Arte Hindu

Introdução
O termo arte hindu refere-se às várias expressões artísticas desenvolvidas no território indiano desde o terceiro milénio antes de Cristo. A especificidade das suas manifestações estéticas liga ao fundamento ideológico e religioso desta civilização cuja preocupação maior consistia na explicação do mundo e da existência através de uma posição dicotómica (imanência e transcendência, tempo e eternidade, mudança e perfeição) mas integradora que entendia o tempo como uma entidade eterna. As influências exteriores, introduzidas pelos povos que cruzaram este território (desde os macedónios de Alexandre Magno aos muçulmanos) foram sempre temperadas por esta postura cultural.

Arquitetura Os mais antigos exemplares de construção da Índia são edifícios em tijolo que datam de cerca de 2000 a. C. No período Budista, a partir do século II a. C., foram construídos monumentos religiosos em pedra, como o stupa e o dagobe, antecessor do pagode. Em alguns pormenores decorativos destes edifícios era patente a influência das culturas mesopotâmicas e da Grécia clássica.
A partir do século V, a religião hindu torna-se dominante em quase todo o território. O estilo hindu caracteriza-se pelo uso de elementos como as cúpulas terminadas em bico, as coberturas piramidais, as grandes torres em forma de montanha dos templos, a grande densidade de ornamentação e a aplicação de escultura de carácter monumental.

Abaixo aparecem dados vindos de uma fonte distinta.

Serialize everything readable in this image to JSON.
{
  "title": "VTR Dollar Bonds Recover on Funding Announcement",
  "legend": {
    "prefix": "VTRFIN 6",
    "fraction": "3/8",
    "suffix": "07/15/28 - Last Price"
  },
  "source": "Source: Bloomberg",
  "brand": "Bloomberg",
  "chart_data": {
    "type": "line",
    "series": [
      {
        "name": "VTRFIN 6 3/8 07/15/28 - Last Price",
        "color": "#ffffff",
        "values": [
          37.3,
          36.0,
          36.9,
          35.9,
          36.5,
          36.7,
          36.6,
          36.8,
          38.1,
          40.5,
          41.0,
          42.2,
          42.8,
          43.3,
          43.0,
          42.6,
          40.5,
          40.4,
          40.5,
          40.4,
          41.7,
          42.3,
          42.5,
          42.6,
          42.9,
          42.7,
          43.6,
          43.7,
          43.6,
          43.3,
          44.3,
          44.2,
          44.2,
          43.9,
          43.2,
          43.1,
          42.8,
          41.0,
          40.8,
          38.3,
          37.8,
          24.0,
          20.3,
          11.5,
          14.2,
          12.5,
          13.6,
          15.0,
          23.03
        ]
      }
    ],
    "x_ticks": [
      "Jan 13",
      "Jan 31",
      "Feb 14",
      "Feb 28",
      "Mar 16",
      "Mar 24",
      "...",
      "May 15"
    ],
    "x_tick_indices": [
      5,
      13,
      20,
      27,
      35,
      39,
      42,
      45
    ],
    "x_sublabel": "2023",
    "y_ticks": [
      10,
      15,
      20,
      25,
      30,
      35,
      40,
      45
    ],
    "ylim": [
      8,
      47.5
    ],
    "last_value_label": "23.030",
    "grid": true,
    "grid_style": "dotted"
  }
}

O estilo indo-islâmico, referente à fase de influência muçulmana, manifesta-se em enormes estruturas arquitetónicas onde se desenvolvem algumas tipologias construtivas de origem árabe como o minarete e a cúpula, algumas das quais atingem dimensões colossais, como o mausoléu Gol Gumbaz do século XVII.
O período Mughal que assinala o auge da arquitetura indo-islâmica, desenvolveu-se entre os século XVI e XVIII. Produziu edifícios de grande requinte construtivo, caracterizados pela grande dimensão, pelo uso de cúpulas e de revestimentos em mármore. Os mais conhecidos edifícios desta altura são o Taj Mahal (1632-1648) e os palácios-fortaleza de Agra e Deli.

Escultura
Datam do século II a. C. algumas das primeiras estátuas de culto, de grande dimensão, realizadas em pedra. Durante o período budista, surgem esculturas monumentais, representando o Buda ou alguns reis locais, aplicadas na arquitetura religiosa. Desenvolvem uma estatuária de carácter hierático rígido e estilizado de sentido icónico. Muitas associavam-se a antigos cultos locais de fertilidade.

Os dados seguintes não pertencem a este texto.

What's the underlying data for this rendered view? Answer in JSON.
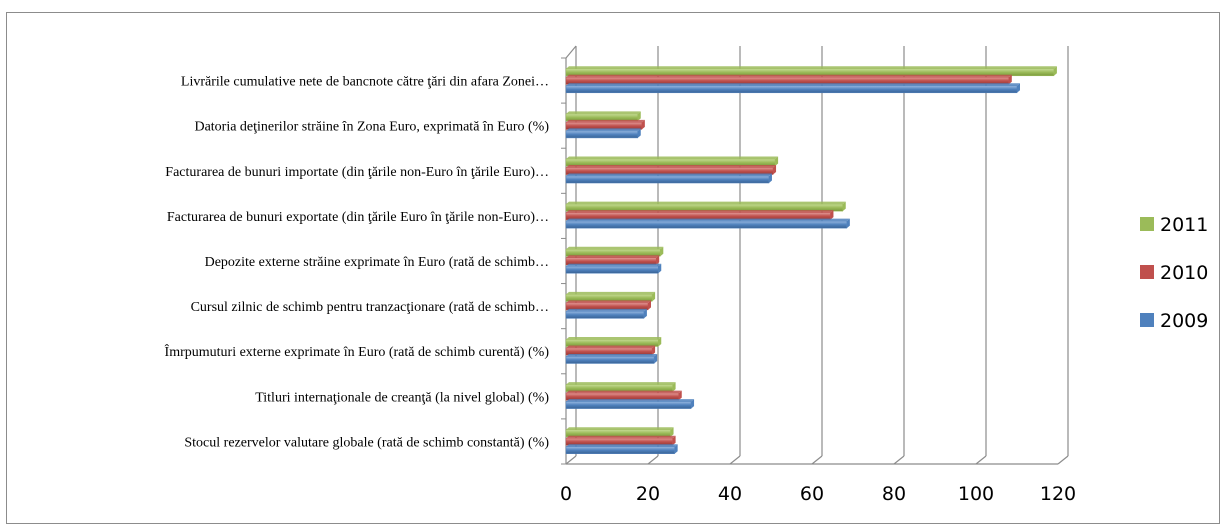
{
  "chart_data": {
    "type": "bar",
    "orientation": "horizontal",
    "categories": [
      "Livrările cumulative nete de bancnote către ţări din afara Zonei…",
      "Datoria deţinerilor străine în Zona Euro, exprimată în Euro (%)",
      "Facturarea de bunuri importate (din ţările non-Euro în ţările Euro)…",
      "Facturarea de bunuri exportate (din ţările Euro în ţările non-Euro)…",
      "Depozite externe străine exprimate în Euro (rată de schimb…",
      "Cursul zilnic de schimb pentru tranzacţionare (rată de schimb…",
      "Îmrpumuturi externe exprimate în Euro (rată de schimb curentă) (%)",
      "Titluri internaţionale de creanţă (la nivel global) (%)",
      "Stocul rezervelor valutare globale (rată de schimb constantă) (%)"
    ],
    "series": [
      {
        "name": "2011",
        "color": "#9bbb59",
        "values": [
          119,
          17.5,
          51,
          67.5,
          23,
          21,
          22.5,
          26,
          25.5
        ]
      },
      {
        "name": "2010",
        "color": "#c0504d",
        "values": [
          108,
          18.5,
          50.5,
          64.5,
          22,
          20,
          21,
          27.5,
          26
        ]
      },
      {
        "name": "2009",
        "color": "#4f81bd",
        "values": [
          110,
          17.5,
          49.5,
          68.5,
          22.5,
          19,
          21.5,
          30.5,
          26.5
        ]
      }
    ],
    "xlim": [
      0,
      120
    ],
    "x_ticks": [
      "0",
      "20",
      "40",
      "60",
      "80",
      "100",
      "120"
    ],
    "grid": true,
    "legend_position": "right",
    "style": "3d"
  }
}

No período hindu aparecem as imagens simbólicas do deus Vixnu e de Xiva (rei da dança), que se tornaram-se famosas pela multiplicação dos braços. Esta conceção multibraquiada tem origem antropomórfica e naturalista e torna-se identificadora do carácter sagrado da figura representada. Muitos elementos simbólicos acessórios complementam as imagens dos deuses. Era frequente o uso de cromatismo intenso como complemento da significação religiosa destas esculturas. Os hindus mantêm a tradição budista de aplicação de escultura às estruturas arquitetónicas, nomeadamente nos grandes santuários construídos no norte da Índia a partir do ano mil cujas altas torres dos templos ganham o carácter de montanhas artificiais, densamente esculpidas com relevos ou estatuária de vulto redondo.

Pintura
Os mais antigos vestígios de pintura hindu, aplicada em paredes de santuários subterrâneos, datam da época budista. Representam sempre episódios da vida de Buda, e assume um carácter essencialmente pedagógico e narrativo. Empregavam tintas com pigmentos minerais que eram aplicadas sobre uma fina camada de reboco que revestia a rocha.

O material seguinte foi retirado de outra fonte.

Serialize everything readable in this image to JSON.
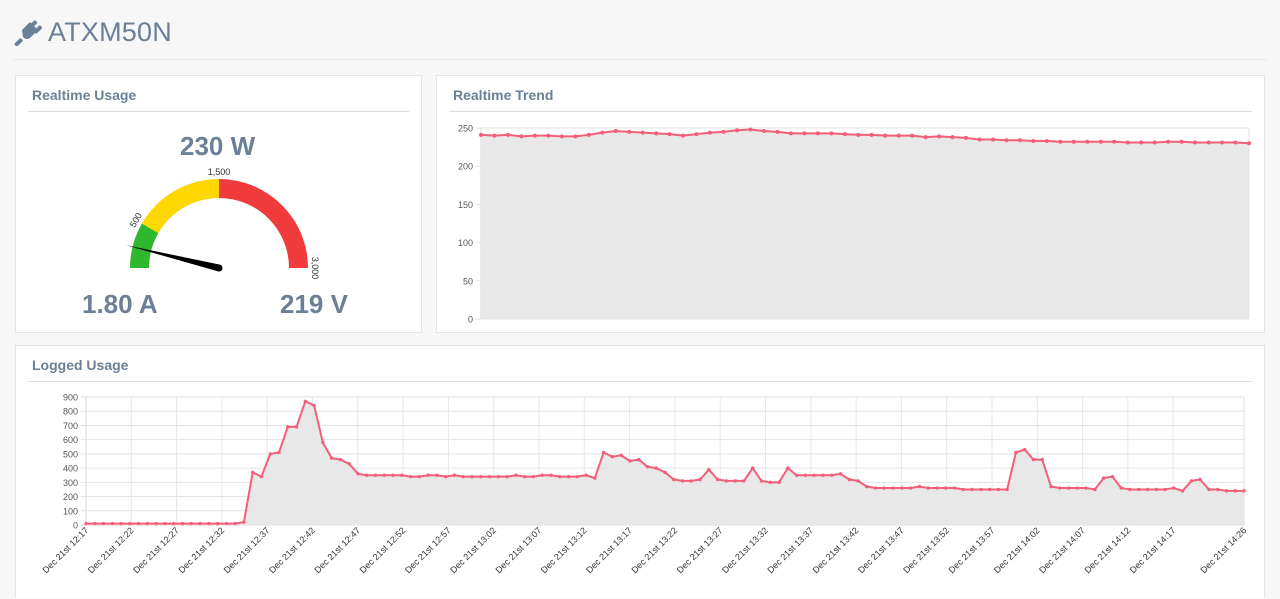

o naturalismo da representação contrasta com a tendência para a codificação simbólica da cor. O sentido perspético era obtido com a simples sobreposição de figuras.
No século II surgem pinturas hindus que, contrariamente às budistas, eram aplicadas a seco sobre o reboco, pelo que se tornaram mais frágeis e por isso mais difíceis de preservar. Os mais antigos exemplares encontram-se na região Tamil, no sul do país.
Após as conquistas muçulmanas e a introdução da técnica da miniatura, esta forma artística torna-se na mais importante forma de pintura hindu. Fortemente influenciada pelos artistas de Mughal, assumem o carácter de ilustrações densamente ornamentadas de livros islâmicos.